Dennis O'Keefe and Ann Sheridan in Woman on the Run (dir. Norman Foster, 1950).

I hope somewhere, someday, there's a better transfer of Woman on the Run than the gritty, blurry one on the DVD I watched, because this is one of the premier gems of noir lite. It's a Hitchcockian thriller-adventure with Ann Sheridan as a woman who's fallen out of love with her artist husband--until he goes missing after witnessing a murder. An intrepid reporter, played by Dennis O'Keefe, steps in to help her track him down. The gender ideology is 50/50: on the one hand, it's the old familiar moral about standing by your man and supporting the postwar economy by performing the duties of the subservient domestic wife, but on the other, Sheridan plays this character with depth and guts.
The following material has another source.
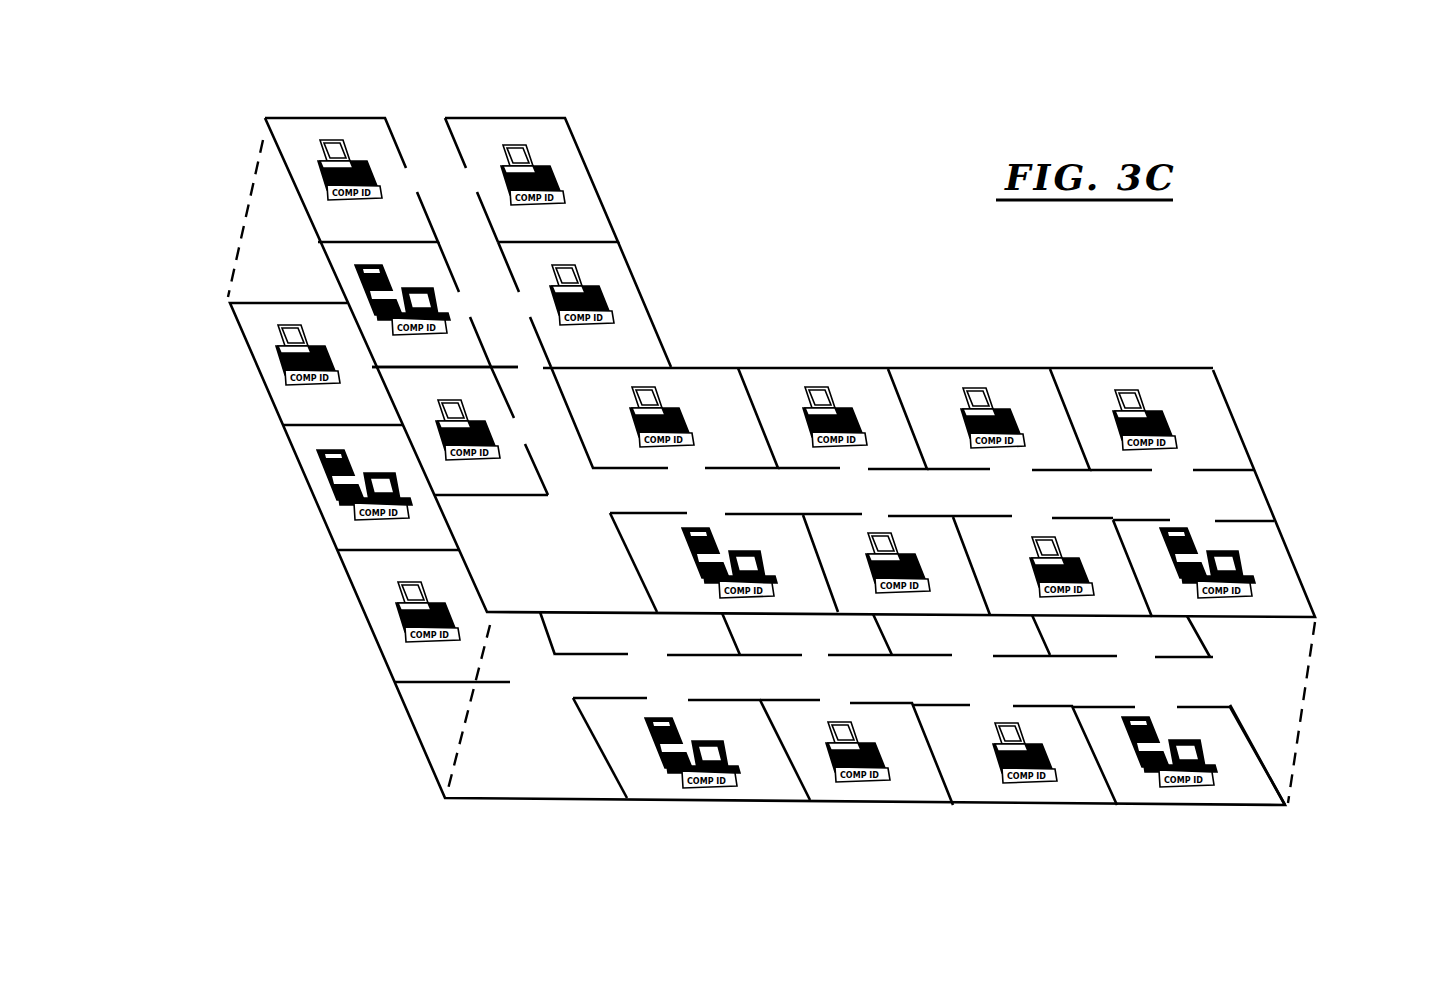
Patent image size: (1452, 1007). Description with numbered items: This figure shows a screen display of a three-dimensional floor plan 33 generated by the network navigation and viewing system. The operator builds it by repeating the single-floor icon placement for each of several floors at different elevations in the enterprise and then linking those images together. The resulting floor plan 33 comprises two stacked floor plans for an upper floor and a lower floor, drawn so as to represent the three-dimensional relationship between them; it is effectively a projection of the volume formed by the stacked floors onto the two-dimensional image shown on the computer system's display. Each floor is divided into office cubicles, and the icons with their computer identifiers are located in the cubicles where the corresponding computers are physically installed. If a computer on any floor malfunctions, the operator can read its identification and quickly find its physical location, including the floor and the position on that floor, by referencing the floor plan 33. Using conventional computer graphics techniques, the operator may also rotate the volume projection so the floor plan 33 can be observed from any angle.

There are also some supporting Chinese characters who are refreshingly scripted as hip, creative, and non-stereotypical (even though one of them gets offed).

The amusement park climax, which features a nailbiting roller coaster sequence, and which very well could have inspired relevant parts of Hitchcock's Strangers on a Train, is fantastically great, and is one of the points where I was practically in tears over the poor quality of the print. The San Francisco location shooting overall would be magnificent if the movie were properly restored.
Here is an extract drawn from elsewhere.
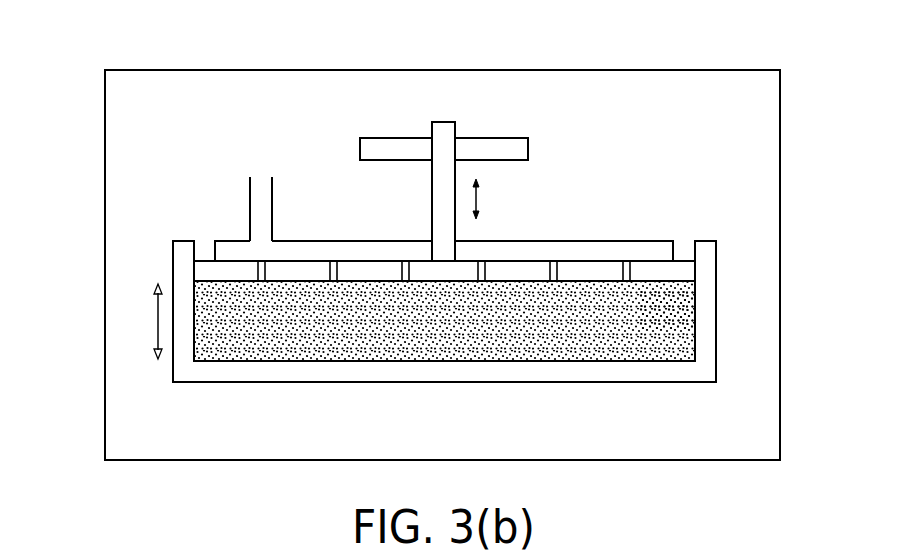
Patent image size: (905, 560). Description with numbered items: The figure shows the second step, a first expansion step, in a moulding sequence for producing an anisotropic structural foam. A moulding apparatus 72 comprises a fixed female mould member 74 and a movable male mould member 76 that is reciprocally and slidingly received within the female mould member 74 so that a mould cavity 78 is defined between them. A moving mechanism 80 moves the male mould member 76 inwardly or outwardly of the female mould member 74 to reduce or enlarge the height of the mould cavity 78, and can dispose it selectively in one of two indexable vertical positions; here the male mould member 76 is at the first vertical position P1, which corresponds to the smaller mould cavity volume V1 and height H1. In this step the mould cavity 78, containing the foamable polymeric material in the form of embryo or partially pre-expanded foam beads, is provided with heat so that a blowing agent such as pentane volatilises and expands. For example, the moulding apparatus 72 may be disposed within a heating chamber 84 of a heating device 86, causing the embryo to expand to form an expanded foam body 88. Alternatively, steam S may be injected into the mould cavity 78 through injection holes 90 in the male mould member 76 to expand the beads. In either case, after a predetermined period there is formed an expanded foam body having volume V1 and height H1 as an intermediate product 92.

The script is first-rate, full of startling plot developments and "snappy," smart dialogue.

Drunk woman at Sullivan's Grotto: "Say, why don't you wear a hat?"
Ann Sheridan: "I look funny in hats."
Drunk woman: "You know, you're right?"

2 comments:

zzi said...

WOW. I forgot the name of this film. I wonder if Netfix has it. It's good. tried to explain it many time. I hope it's the one where the police come to her front door at the beginning.

Kasey Mohammad said...

Update: there is indeed now a wonderfully restored Blu-Ray version.